Десять дней спустя моя без пяти минут бывшая подружка была готова к возвращению домой. Я проводил ее в мадридский аэропорт и помахал рукой вслед взлетающему самолету. Прежде чем тот скрылся за облаками, я уже знал, что больше никогда ее не увижу.
Вернувшись в город, я купил билет на автобус и несколько дней ехал через всю Францию к южному побережью Италии. Это было одно из тех путешествий, которое можно предпринять только в двадцать с небольшим лет, когда ты еще достаточно открыт миру, чтобы получать от него персональный ответ.
При иных обстоятельствах я мог бы посетить старую родину в поисках мест, чей потусторонний свет отбрасывает столько теней. Но положение все еще было ненормальным. Формально мои родители и я оставались советскими гражданами, и существовала, хоть и маловероятная, возможность, что меня арестуют "по возвращении" в места, где я никогда не бывал. Да и Адины откровения, естественно, не вдохновляли меня, к тому же в силу воспитания я принадлежал Западу.
После долгих лет обдуманной и упорядоченной жизни я позволил себе отдаться на волю случая. Путешествовал по наитию, наугад, несколько раз пересек Европу, доезжая до Сицилии, затем возвращаясь в Экс. Но каждый маршрут был, видимо, предопределен: где бы ни оказался, я чувствовал себя связанным родством, как эстафетная палочка, которую один бегун передает другому.
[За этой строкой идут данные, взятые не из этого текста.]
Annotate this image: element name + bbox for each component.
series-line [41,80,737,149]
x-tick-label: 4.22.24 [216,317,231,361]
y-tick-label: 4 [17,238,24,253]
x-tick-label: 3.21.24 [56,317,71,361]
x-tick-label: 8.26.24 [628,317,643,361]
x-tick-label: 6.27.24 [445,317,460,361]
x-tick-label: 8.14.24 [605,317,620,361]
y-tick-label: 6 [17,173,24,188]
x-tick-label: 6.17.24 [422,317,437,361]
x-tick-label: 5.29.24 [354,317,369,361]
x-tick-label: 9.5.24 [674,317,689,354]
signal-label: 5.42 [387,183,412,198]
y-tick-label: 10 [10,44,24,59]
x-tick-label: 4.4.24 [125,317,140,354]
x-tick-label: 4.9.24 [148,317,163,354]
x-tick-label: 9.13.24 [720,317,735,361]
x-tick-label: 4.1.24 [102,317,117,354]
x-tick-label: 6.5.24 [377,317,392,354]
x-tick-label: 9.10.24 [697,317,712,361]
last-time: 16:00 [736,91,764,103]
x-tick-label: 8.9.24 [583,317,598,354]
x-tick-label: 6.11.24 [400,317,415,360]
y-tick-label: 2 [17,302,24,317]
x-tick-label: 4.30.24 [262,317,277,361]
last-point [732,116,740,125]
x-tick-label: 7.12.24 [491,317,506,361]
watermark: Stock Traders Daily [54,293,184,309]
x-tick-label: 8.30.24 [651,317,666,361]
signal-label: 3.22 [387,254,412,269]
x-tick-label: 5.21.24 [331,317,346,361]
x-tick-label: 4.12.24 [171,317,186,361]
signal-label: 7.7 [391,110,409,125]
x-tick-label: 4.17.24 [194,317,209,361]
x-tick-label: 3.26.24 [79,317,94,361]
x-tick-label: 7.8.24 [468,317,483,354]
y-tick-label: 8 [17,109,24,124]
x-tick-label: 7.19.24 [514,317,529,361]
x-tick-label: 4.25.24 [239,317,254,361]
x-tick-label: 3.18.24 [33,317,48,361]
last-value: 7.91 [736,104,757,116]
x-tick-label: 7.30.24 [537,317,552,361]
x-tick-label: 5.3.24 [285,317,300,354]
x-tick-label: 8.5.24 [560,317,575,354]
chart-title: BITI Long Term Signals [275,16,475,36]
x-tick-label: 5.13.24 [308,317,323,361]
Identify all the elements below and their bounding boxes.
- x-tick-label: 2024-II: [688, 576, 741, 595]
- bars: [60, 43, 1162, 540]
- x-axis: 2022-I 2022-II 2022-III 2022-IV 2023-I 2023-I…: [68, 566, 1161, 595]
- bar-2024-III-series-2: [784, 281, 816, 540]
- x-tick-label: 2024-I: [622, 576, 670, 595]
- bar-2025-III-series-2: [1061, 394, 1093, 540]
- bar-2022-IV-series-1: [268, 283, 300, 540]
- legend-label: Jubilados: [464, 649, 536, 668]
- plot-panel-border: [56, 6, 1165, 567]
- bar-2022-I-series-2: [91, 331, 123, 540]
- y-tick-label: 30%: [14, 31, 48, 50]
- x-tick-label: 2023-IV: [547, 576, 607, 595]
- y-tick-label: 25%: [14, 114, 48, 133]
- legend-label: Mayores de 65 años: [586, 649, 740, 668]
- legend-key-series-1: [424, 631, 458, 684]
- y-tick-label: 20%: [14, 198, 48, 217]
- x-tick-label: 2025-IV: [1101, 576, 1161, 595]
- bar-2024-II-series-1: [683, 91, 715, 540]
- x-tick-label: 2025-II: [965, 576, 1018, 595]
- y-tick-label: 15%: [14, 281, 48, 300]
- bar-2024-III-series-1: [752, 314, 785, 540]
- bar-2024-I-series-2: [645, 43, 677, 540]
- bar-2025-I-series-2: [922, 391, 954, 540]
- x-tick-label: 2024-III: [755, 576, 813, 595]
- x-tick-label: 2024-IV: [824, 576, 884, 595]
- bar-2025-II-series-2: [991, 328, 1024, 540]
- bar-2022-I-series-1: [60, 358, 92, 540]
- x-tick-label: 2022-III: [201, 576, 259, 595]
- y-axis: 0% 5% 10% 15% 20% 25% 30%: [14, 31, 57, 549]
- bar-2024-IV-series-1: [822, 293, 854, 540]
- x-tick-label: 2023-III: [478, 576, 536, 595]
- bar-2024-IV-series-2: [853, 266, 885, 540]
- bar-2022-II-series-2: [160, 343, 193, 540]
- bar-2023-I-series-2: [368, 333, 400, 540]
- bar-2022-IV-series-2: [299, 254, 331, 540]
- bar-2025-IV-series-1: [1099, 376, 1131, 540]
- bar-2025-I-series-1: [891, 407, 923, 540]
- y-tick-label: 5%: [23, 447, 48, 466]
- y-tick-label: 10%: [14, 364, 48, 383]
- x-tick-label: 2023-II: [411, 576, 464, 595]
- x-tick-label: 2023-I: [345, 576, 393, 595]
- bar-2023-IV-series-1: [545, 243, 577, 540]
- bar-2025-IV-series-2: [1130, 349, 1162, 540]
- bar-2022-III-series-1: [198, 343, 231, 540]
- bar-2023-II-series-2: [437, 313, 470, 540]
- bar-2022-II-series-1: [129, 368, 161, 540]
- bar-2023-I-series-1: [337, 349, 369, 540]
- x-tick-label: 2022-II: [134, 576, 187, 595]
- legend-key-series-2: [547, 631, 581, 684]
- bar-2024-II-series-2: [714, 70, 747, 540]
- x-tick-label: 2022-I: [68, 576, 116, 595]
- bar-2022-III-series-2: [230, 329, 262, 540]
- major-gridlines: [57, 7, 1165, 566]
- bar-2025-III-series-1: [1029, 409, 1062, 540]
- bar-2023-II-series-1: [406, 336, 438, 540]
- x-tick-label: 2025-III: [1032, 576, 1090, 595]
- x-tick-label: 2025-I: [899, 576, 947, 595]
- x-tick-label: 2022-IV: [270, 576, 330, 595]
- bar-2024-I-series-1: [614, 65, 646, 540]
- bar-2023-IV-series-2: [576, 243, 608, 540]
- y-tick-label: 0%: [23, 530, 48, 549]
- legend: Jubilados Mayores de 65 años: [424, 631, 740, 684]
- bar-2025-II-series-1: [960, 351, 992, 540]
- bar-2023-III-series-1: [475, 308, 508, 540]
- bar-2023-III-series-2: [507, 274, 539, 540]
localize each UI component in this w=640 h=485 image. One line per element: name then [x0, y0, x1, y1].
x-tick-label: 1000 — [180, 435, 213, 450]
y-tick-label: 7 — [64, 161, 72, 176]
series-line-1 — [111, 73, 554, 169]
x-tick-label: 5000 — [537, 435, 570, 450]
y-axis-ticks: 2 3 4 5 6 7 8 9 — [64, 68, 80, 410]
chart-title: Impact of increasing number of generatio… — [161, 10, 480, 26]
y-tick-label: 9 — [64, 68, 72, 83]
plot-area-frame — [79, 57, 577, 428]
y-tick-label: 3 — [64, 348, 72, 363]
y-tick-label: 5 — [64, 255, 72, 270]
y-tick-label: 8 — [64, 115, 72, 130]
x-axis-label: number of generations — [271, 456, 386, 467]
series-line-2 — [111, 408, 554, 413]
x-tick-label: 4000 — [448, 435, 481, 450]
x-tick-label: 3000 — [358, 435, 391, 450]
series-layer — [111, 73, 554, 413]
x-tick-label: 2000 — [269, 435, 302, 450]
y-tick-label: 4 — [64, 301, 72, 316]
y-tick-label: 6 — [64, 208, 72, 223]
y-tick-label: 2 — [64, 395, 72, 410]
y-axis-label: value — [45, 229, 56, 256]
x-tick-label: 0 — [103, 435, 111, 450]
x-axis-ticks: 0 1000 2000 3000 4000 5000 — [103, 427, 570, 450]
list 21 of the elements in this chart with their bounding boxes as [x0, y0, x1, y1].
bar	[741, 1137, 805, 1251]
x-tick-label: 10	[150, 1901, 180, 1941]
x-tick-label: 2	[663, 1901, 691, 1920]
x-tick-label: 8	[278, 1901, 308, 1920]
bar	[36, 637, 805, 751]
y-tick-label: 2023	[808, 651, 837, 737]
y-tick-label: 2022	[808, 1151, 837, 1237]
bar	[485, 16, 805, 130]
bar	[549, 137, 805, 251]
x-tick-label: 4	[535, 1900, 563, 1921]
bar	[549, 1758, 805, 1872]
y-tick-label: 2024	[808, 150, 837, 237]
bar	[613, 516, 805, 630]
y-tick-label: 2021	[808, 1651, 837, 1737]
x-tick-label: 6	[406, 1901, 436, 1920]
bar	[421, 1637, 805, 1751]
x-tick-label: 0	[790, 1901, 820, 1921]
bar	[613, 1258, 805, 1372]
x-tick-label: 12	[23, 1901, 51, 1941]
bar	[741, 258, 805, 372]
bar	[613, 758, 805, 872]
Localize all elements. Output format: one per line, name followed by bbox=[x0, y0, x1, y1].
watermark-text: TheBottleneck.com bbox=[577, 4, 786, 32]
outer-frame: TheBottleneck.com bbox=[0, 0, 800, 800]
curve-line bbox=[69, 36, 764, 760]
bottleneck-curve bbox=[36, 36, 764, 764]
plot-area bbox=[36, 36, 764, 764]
Целью моих скитаний, хотя тогда я этого и не осознавал, было искупление, и бесчисленное количество лукавых незнакомцев подталкивало меня к нему. Хорошо одетый попутчик-армянин, с которым мы ехали из Мадрида, настойчиво уговаривал меня помолиться в храме Эгины, что я и сделал. Там я влюбился в очаровательную южноафриканку, ее звали Мартина, она скорбела о плачевном положении своей родины у меня на плече так восхитительно, что некоторое время я думал об Иоганнесбурге как следующем пункте назначения. Мы несколько дней прожили на берегу, где подружились с ловцами осьминогов. Каждый день на заре они выходили на промысел и, прежде чем отвезти свой улов на рынок, безжалостно лупили им по скалам, чтобы сделать мясо более мягким. Мы презирали отели и смеялись над немецкими дамами, чьи корректные наряды комично контрастировали с простыми одеждами местных жителей. Потом мы поехали в Париж, где страшно напились, я потерял очки и на другой день в Лувре не увидел Мону Лизу, зато отлично помню голубое облако - Мартина в шарфе, машущая мне на прощание с балкона захудалой гостиницы, где мы полночи давили клопов, а полночи предавались любви и где я оставил ее, чтобы продолжить свою погоню в одиночестве.
На севере, в Нарвике, я наблюдал зарождение самого сильного в Европе смерча; в Осло гонялся за призраком Кнута Гамсуна, любимого писателя моей матери и печально известного фашиста, как я его для себя определял; в Швейцарии видел Маттерхорн и пешком перешел через Симплонский перевал, где двести лет тому назад умер Вордсворт; во Флоренции видел врата Ада, сидел в сюрреалистическом окружении на Пьяцца делла Сеньориа и обошел вокруг Фьезоля. В Ассизи кто-то сказал мне, что в пригороде Рима есть украинская церковь, я записал адрес.